The Ilford-project investigates the early days of photography industry in order to examine the manifestation of analogue image materiality by transferring them into hybrid and digital image processing structures and also takes a takes a critical look on the volatility of photographic images in the age of digital/virtual image overload by advocating the temporal and material qualities of the physical manifestation of photographic images.

Furthermore, it provokes a confrontation between different realities: of the brand name ILFORD with its namesake place, of the now with the past, but also a confrontation of a thought-up concept with the twists and turns of an artistic process. From this point of view, The Ilford-project is both a documentation of a photographic research and of the process of creating an art piece - a documentation of how an art work develops and finds both content and form, mapping the path from the theoretical concept to an abstracted imagination, the path from the field of investigation to the studio. The final art piece, its working process and its documentation merge into one body.
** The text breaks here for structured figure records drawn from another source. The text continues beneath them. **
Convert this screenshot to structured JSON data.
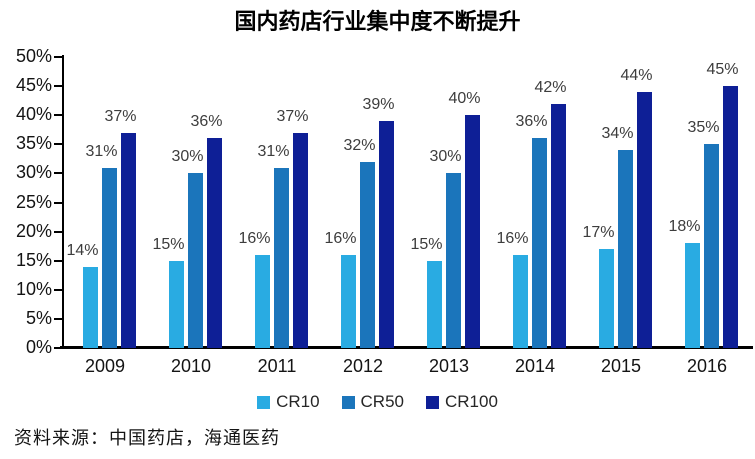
{
  "title": "国内药店行业集中度不断提升",
  "source": "资料来源：中国药店，海通医药",
  "colors": {
    "cr10": "#29ABE2",
    "cr50": "#1B75BB",
    "cr100": "#0E1F96",
    "axis": "#000000",
    "data_label": "#3d3d3d",
    "background": "#ffffff"
  },
  "chart_data": {
    "type": "bar",
    "title": "国内药店行业集中度不断提升",
    "categories": [
      "2009",
      "2010",
      "2011",
      "2012",
      "2013",
      "2014",
      "2015",
      "2016"
    ],
    "series": [
      {
        "name": "CR10",
        "color": "#29ABE2",
        "values": [
          14,
          15,
          16,
          16,
          15,
          16,
          17,
          18
        ]
      },
      {
        "name": "CR50",
        "color": "#1B75BB",
        "values": [
          31,
          30,
          31,
          32,
          30,
          36,
          34,
          35
        ]
      },
      {
        "name": "CR100",
        "color": "#0E1F96",
        "values": [
          37,
          36,
          37,
          39,
          40,
          42,
          44,
          45
        ]
      }
    ],
    "xlabel": "",
    "ylabel": "",
    "ylim": [
      0,
      50
    ],
    "ytick_step": 5,
    "ytick_labels": [
      "0%",
      "5%",
      "10%",
      "15%",
      "20%",
      "25%",
      "30%",
      "35%",
      "40%",
      "45%",
      "50%"
    ],
    "value_suffix": "%",
    "grid": false,
    "data_labels": true,
    "legend_position": "bottom-center"
  }
}
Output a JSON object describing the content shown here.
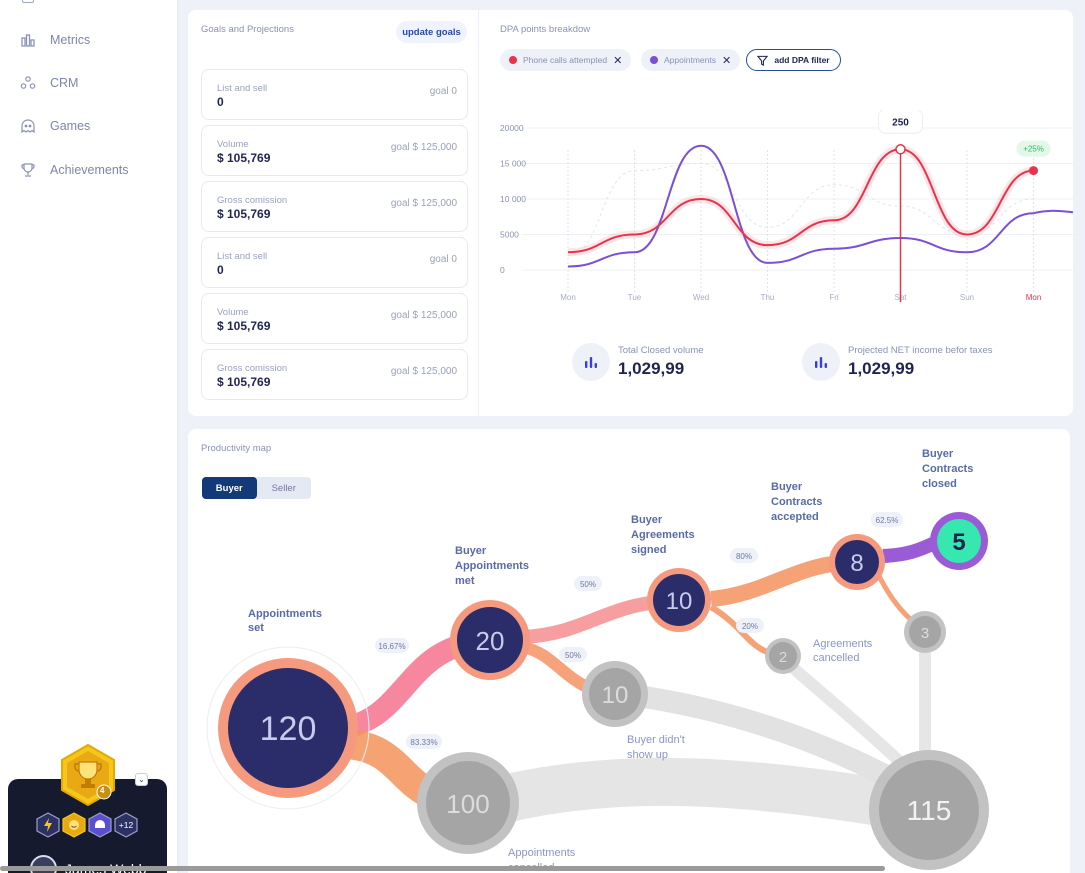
{
  "sidebar": {
    "items": [
      {
        "label": "Metrics",
        "icon": "bar-chart-icon"
      },
      {
        "label": "CRM",
        "icon": "people-icon"
      },
      {
        "label": "Games",
        "icon": "ghost-icon"
      },
      {
        "label": "Achievements",
        "icon": "trophy-icon"
      }
    ],
    "profile": {
      "name": "James Webb",
      "trophy_level": "4",
      "badges_more": "+12"
    }
  },
  "goals": {
    "title": "Goals and Projections",
    "update_label": "update goals",
    "cards": [
      {
        "label": "List and sell",
        "value": "0",
        "goal": "goal 0"
      },
      {
        "label": "Volume",
        "value": "$ 105,769",
        "goal": "goal $ 125,000"
      },
      {
        "label": "Gross comission",
        "value": "$ 105,769",
        "goal": "goal $ 125,000"
      },
      {
        "label": "List and sell",
        "value": "0",
        "goal": "goal 0"
      },
      {
        "label": "Volume",
        "value": "$ 105,769",
        "goal": "goal $ 125,000"
      },
      {
        "label": "Gross comission",
        "value": "$ 105,769",
        "goal": "goal $ 125,000"
      }
    ]
  },
  "dpa": {
    "title": "DPA points breakdow",
    "filters": [
      {
        "label": "Phone calls attempted",
        "color": "#e8334a"
      },
      {
        "label": "Appointments",
        "color": "#7b4fd6"
      }
    ],
    "add_filter_label": "add DPA filter",
    "kpis": [
      {
        "label": "Total Closed volume",
        "value": "1,029,99"
      },
      {
        "label": "Projected NET income befor taxes",
        "value": "1,029,99"
      }
    ]
  },
  "chart_data": {
    "type": "line",
    "categories": [
      "Mon",
      "Tue",
      "Wed",
      "Thu",
      "Fri",
      "Sat",
      "Sun",
      "Mon"
    ],
    "y_ticks": [
      "20000",
      "15 000",
      "10 000",
      "5000",
      "0"
    ],
    "ylim": [
      0,
      20000
    ],
    "series": [
      {
        "name": "Phone calls attempted",
        "color": "#e8334a",
        "values": [
          2500,
          5000,
          10000,
          3500,
          7000,
          17000,
          5000,
          14000
        ]
      },
      {
        "name": "Appointments",
        "color": "#7b4fd6",
        "values": [
          500,
          2500,
          17500,
          1000,
          3000,
          4500,
          2500,
          8000
        ]
      }
    ],
    "tooltip": "250",
    "badge": "+25%",
    "highlight_x_label": "Mon"
  },
  "productivity": {
    "title": "Productivity map",
    "toggle": [
      "Buyer",
      "Seller"
    ],
    "nodes": [
      {
        "id": "appt-set",
        "value": "120",
        "label": [
          "Appointments",
          "set"
        ]
      },
      {
        "id": "appt-met",
        "value": "20",
        "label": [
          "Buyer",
          "Appointments",
          "met"
        ]
      },
      {
        "id": "agreements",
        "value": "10",
        "label": [
          "Buyer",
          "Agreements",
          "signed"
        ]
      },
      {
        "id": "contracts-acc",
        "value": "8",
        "label": [
          "Buyer",
          "Contracts",
          "accepted"
        ]
      },
      {
        "id": "contracts-closed",
        "value": "5",
        "label": [
          "Buyer",
          "Contracts",
          "closed"
        ]
      },
      {
        "id": "appt-cancel",
        "value": "100",
        "label": [
          "Appointments",
          "cancelled"
        ]
      },
      {
        "id": "no-show",
        "value": "10",
        "label": [
          "Buyer didn't",
          "show up"
        ]
      },
      {
        "id": "agr-cancel",
        "value": "2",
        "label": [
          "Agreements",
          "cancelled"
        ]
      },
      {
        "id": "contract-cancel",
        "value": "3",
        "label": []
      },
      {
        "id": "total-lost",
        "value": "115",
        "label": []
      }
    ],
    "percents": [
      "16.67%",
      "83.33%",
      "50%",
      "50%",
      "80%",
      "20%",
      "62.5%"
    ]
  }
}
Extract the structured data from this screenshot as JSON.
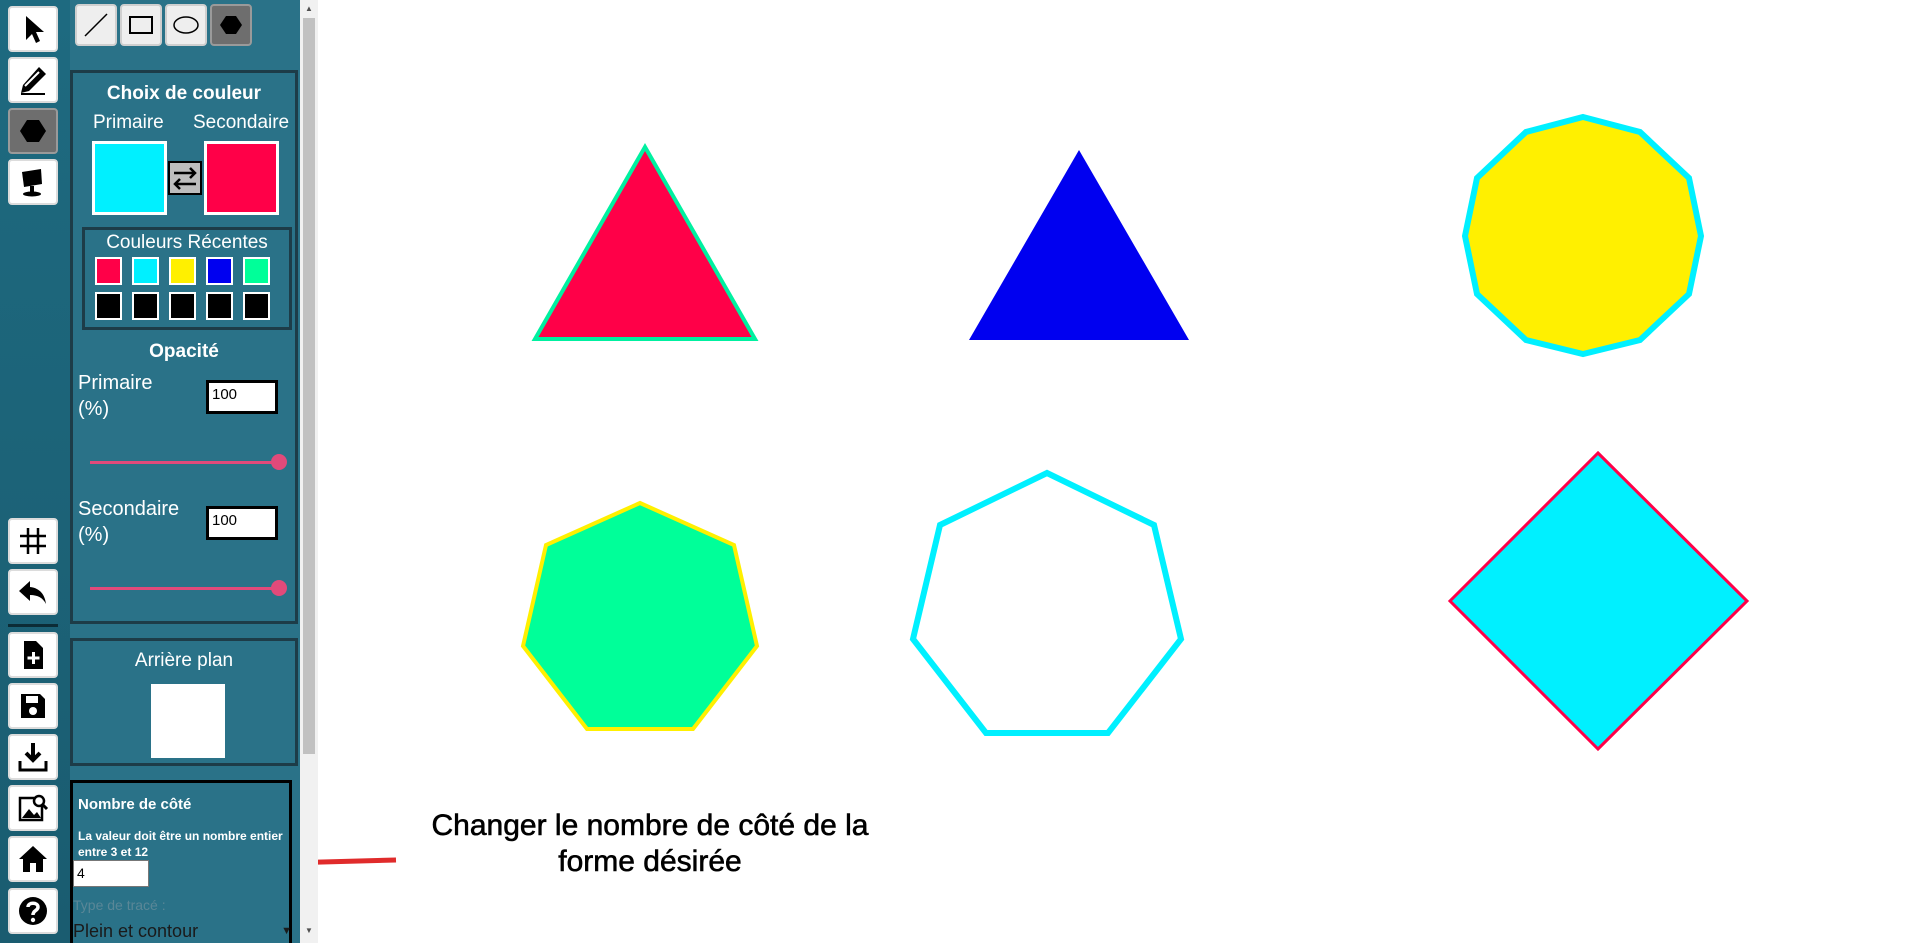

The Ilford-project consists of many parts that test and intertwine different common modes of documentary strategies and narratives. The range includes historic and scientific imagery, methods of writing like descriptive reports and personal diary entries which appear in the video work, juxtapositions of still images and moving image but also investigations of the temporal aspects of color and b/w-footage as seen in the photo book as well as in the video. Here I'm particularily interested in two core aspect of photography, on one hand its function of recording and capturing in order to get a hold of things and on the other hand its literal connection to time in general and in particular the moment as a significant point of decision making.